My husband and I witnessed the total eclipse of the sun last Monday, August 21—a day foretold by scientists with precision. I’m not really into science and wasn’t sure what all the buzz was about, but since we were in the path of totality we took off to a state park.
Officials gave eclipse seekers specific instructions:
- Do not look directly at the sun without the special glasses.
- Make sure the solar glasses were approved.
- Don’t drive with the glasses. (Really?)
- Don’t stop on the freeways to watch the eclipse.
- Don’t stop on the shoulder of the freeways to watch the eclipse.
Hundreds of thousand jammed the city and the surrounding areas, stopping on roadsides, filling state parks, holding solar eclipse work parties, gathering with families, and celebrating in schools. All wore the all-important solar eclipse glasses.
As the moon obscured more and more of the sun it seemed as if someone was manning the heavenly light on a cosmic dimmer switch. Then it happened. 1:30 in the afternoon. Total darkness interrupted the light for a little over two minutes. With all faces pointed upward, we took off the glasses and marveled at the sight. The crowd applauded. Others ooed and aahed. One young man proposed.
Thoughts of scripture came to mind:
The heavens declare the glory of God; the skies proclaim the work of his hands. Psalms 19:1
Yet, later this anomaly of nature made me wonder. When did we start applauding darkness? Who proposes to their sweetheart in the dark on a Monday afternoon with 500 other people in attendance? Who applauds darkness in daylight or at all?
I’m talking about the dark things of the world, the things done in the black of night because light would expose its atrocity. The days when life squeezes out all the light and envelopes you in a black shroud. The day when death hovers and steals a loved one like a thief in the night. The time when one horrifying moment changes a lifetime of decisions and attitudes. Or when a black cloud and torrential rain unloads unceasingly.
I believe the reason the crowd applauded this darkness is because we knew the sun was still there and it would shine again. All believed that this anomaly was just that–an anomaly. We knew this moment was fleeting. We believed the reports from scientists and meteorologists that the moon would continue to sweep across the sun and the sun would re-appear.
If only we could believe this for our lives. When the darkness hovers like a heavy fog, we could believe the Son is still there. That Jesus is still the Light of the world. That He is greater than the darkness. The scriptures tell us so:
The light shines in the darkness, and the darkness has not overcome it. John 1:5 (ESV)
I have come into the world as a light, so that no one who believes in me should stay in darkness. John 12:46
When Jesus spoke again to the people, he said, “I am the light of the world. Whoever follows me will never walk in darkness, but will have the light of life.” John 8:12 (NIV)

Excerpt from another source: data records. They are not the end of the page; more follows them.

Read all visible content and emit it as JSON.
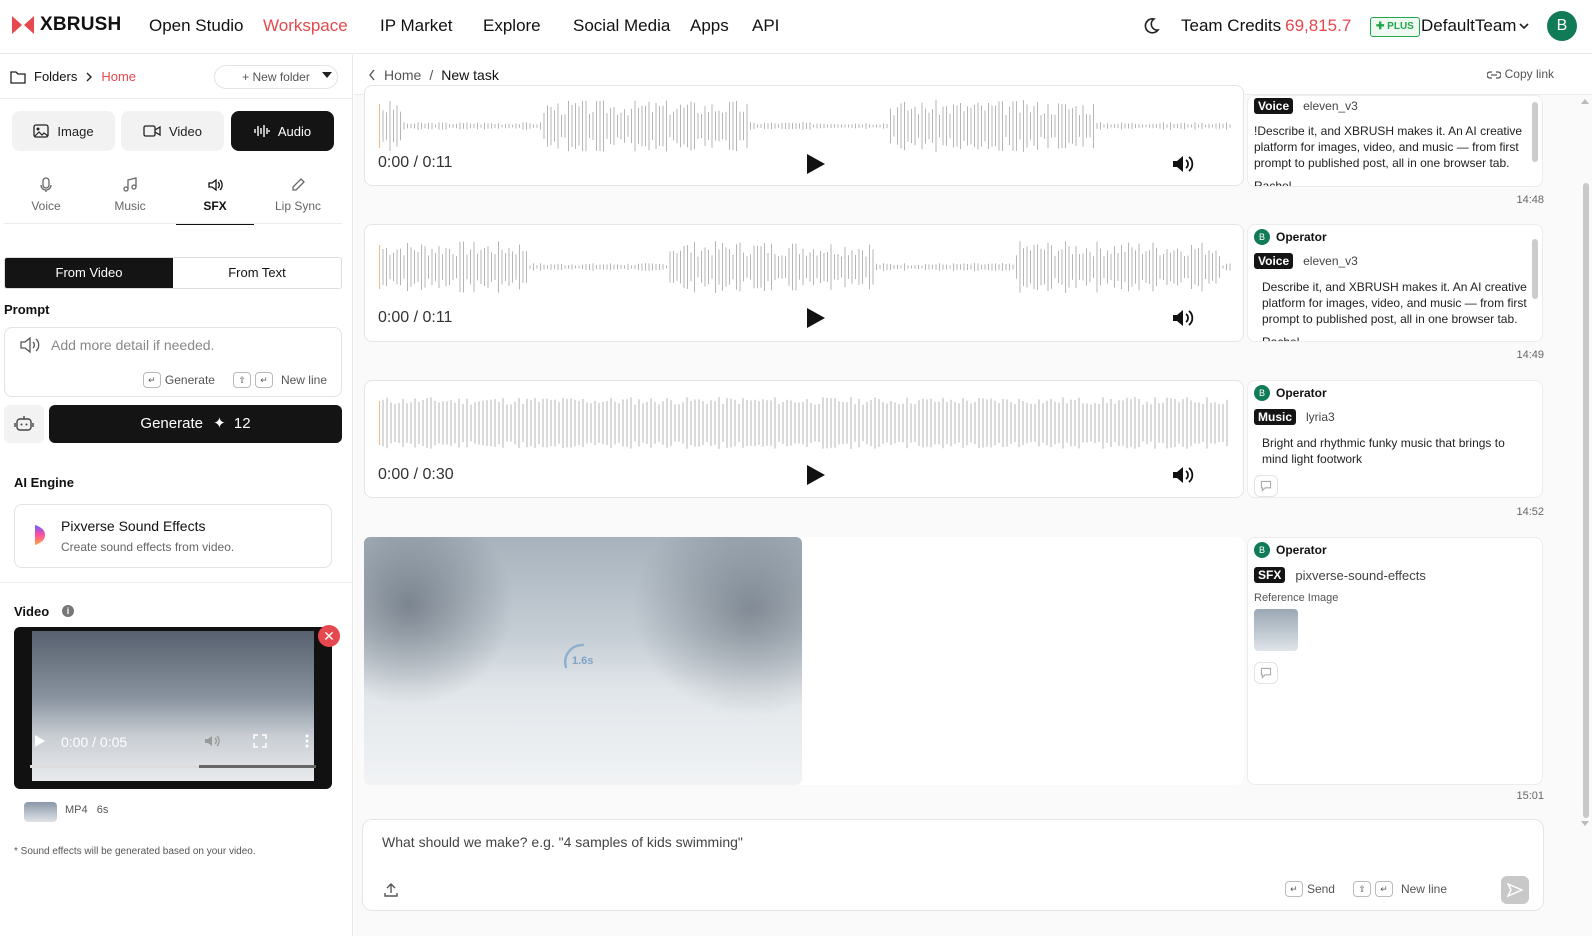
{
  "nav": {
    "brand": "XBRUSH",
    "items": [
      "Open Studio",
      "Workspace",
      "IP Market",
      "Explore",
      "Social Media",
      "Apps",
      "API"
    ],
    "active_index": 1,
    "credits_label": "Team Credits",
    "credits_value": "69,815.7",
    "plan_badge": "PLUS",
    "team_name": "DefaultTeam",
    "avatar_letter": "B"
  },
  "left": {
    "folders_label": "Folders",
    "folders_current": "Home",
    "new_folder": "+ New folder",
    "media_tabs": [
      "Image",
      "Video",
      "Audio"
    ],
    "media_active": "Audio",
    "sub_tabs": [
      "Voice",
      "Music",
      "SFX",
      "Lip Sync"
    ],
    "sub_active": "SFX",
    "source_tabs": [
      "From Video",
      "From Text"
    ],
    "prompt_label": "Prompt",
    "prompt_placeholder": "Add more detail if needed.",
    "hint_generate": "Generate",
    "hint_newline": "New line",
    "generate_label": "Generate",
    "generate_cost": "12",
    "engine_label": "AI Engine",
    "engine_name": "Pixverse Sound Effects",
    "engine_desc": "Create sound effects from video.",
    "video_label": "Video",
    "video_time": "0:00 / 0:05",
    "video_progress": 0.59,
    "file_type": "MP4",
    "file_duration": "6s",
    "note": "* Sound effects will be generated based on your video."
  },
  "main": {
    "breadcrumb_home": "Home",
    "breadcrumb_sep": "/",
    "breadcrumb_current": "New task",
    "copy_link": "Copy link",
    "cards": [
      {
        "time": "0:00 / 0:11",
        "operator": "",
        "tag": "Voice",
        "model": "eleven_v3",
        "text": "!Describe it, and XBRUSH makes it. An AI creative platform for images, video, and music — from first prompt to published post, all in one browser tab.",
        "voice": "Rachel",
        "stamp": "14:48"
      },
      {
        "time": "0:00 / 0:11",
        "operator": "Operator",
        "tag": "Voice",
        "model": "eleven_v3",
        "text": "Describe it, and XBRUSH makes it. An AI creative platform for images, video, and music — from first prompt to published post, all in one browser tab.",
        "voice": "Rachel",
        "stamp": "14:49"
      },
      {
        "time": "0:00 / 0:30",
        "operator": "Operator",
        "tag": "Music",
        "model": "lyria3",
        "text": "Bright and rhythmic funky music that brings to mind light footwork",
        "voice": "",
        "stamp": "14:52"
      }
    ],
    "video_task": {
      "operator": "Operator",
      "tag": "SFX",
      "model": "pixverse-sound-effects",
      "ref_label": "Reference Image",
      "elapsed": "1.6s",
      "stamp": "15:01"
    },
    "input_placeholder": "What should we make? e.g. \"4 samples of kids swimming\"",
    "send_label": "Send",
    "newline_label": "New line"
  },
  "colors": {
    "accent": "#e5484d",
    "dark": "#141414",
    "green": "#117a57",
    "plus": "#22a64a"
  }
}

Yet, in the thick of it, when all we see is the deep darkness, it’s hard to remember the Light is still present. Sometimes it’s hard to see even a trace of light through the inky blackness. But even in our darkness moments the Light of the world, Jesus, is still there and always will be.
When we seek and follow Him, His light will flood our Spirit and chase away the darkness. It may not seem like it. It may not feel like it. It may not look like it. But that doesn’t make it any less true.
Jesus can take us through the fiercest storm of our lives, standing at the helm, guiding the way, even when our sight is obscured by a dark heavy fog blinding our path.
Praying for all my friends in Houston, TX and the surrounding regions as they recover from Hurricane Harvey.